Im Jahr 1932 kamen in Greifenburg die beiden Mädchen Hilda Maria Link und Josefine Blach zur Welt. Ihre Familien waren Sinti, die wahrscheinlich zeitweise in Seebach bei Villach lebten. Hildas Vater war Musiker und stammte aus Oberlienz, Josefines Großeltern waren fahrender Händler. Beide Mädchen wurden in Greifenburg getauft.
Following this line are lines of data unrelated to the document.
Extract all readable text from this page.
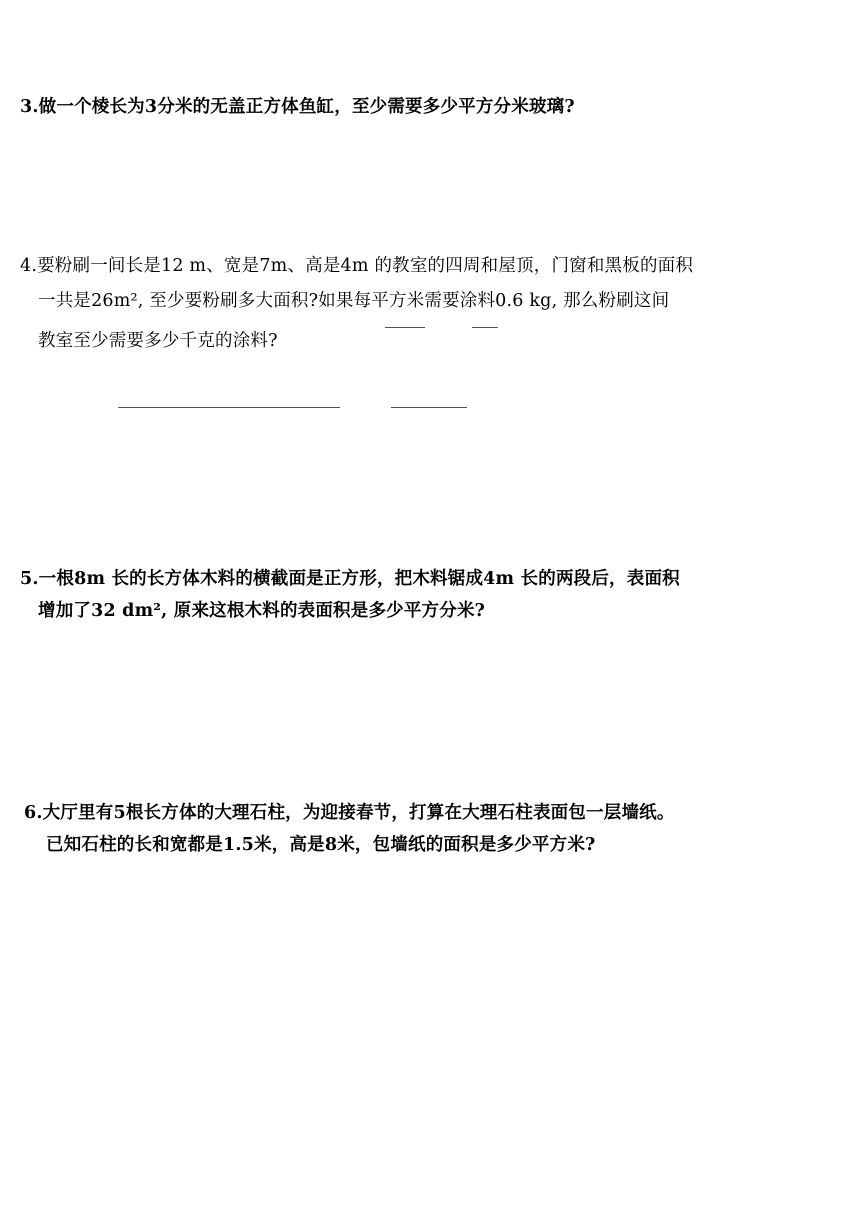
3.做一个棱长为3分米的无盖正方体鱼缸，至少需要多少平方分米玻璃?
4.要粉刷一间长是12 m、宽是7m、高是4m 的教室的四周和屋顶，门窗和黑板的面积
一共是26m², 至少要粉刷多大面积?如果每平方米需要涂料0.6 kg, 那么粉刷这间
教室至少需要多少千克的涂料?
5.一根8m 长的长方体木料的横截面是正方形，把木料锯成4m 长的两段后，表面积
增加了32 dm², 原来这根木料的表面积是多少平方分米?
6.大厅里有5根长方体的大理石柱，为迎接春节，打算在大理石柱表面包一层墙纸。
已知石柱的长和宽都是1.5米，高是8米，包墙纸的面积是多少平方米?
Die Nationalsozialisten hatten Rassen im Kopf. Ihnen galten Sinti und Roma als "Angehörige artfremden Blutes" und als Gefahr für ihr "Ariertum". Die Polizei verfolgte sie vor und nach 1938 vorweg als Kriminelle; sie deportierte 1939/40 ganze Familien in Arbeitslager und Ghettos. Die meisten in Österreich lebenden Sinti und Roma wurden in Kulmhof, Auschwitz und anderen Konzentrations- und Vernichtungslagern ermordet, so auch Hilda Maria Link und Josefine Blach, im Alter von 10 und 11 Jahren. Vor 90 Jahren wurden sie in Greifenburg geboren - wer auf die Welt kommt, soll leben können, frei und sicher sein, ohne Krieg, ohne diskriminiert oder verfolgt zu werden. Das bleibt das Gebot des Erinnerns.

Samstag, 14. Mai 2022, 17 Uhr

Denkmal, Nähe Bahnhof Greifenburg

Rede: Ludwig Laher (Schriftsteller)

Ludwig Laher erforschte das Zwangsarbeitslager in seinem Heimatort St. Pantaleon in Oberösterreich, in das Hilda Maria Link mit ihrer Familie und weiteren 300 Roma und Sinti deportiert worden ist. Er schrieb darüber den in vielen Sprachen übersetzten Roman "Herzfleischentartung".

Musik: Harri Stojka (Gitarre), Robert Grand (Rhytm. Gitarre)

Harri Stojkas Vater Mongo Stojka überlebte die Konzentrationslager Auschwitz, Buchenwald und Flossenbürg. Harri Stojka ist ein herausragender Musiker. Unvergleichlich brilliert er im Jazz, Rock und in der Weltmusik. Er engagiert sich für die Erinnerung an die Opfer der Verfolgung und gegen jede Form der Diskriminierung.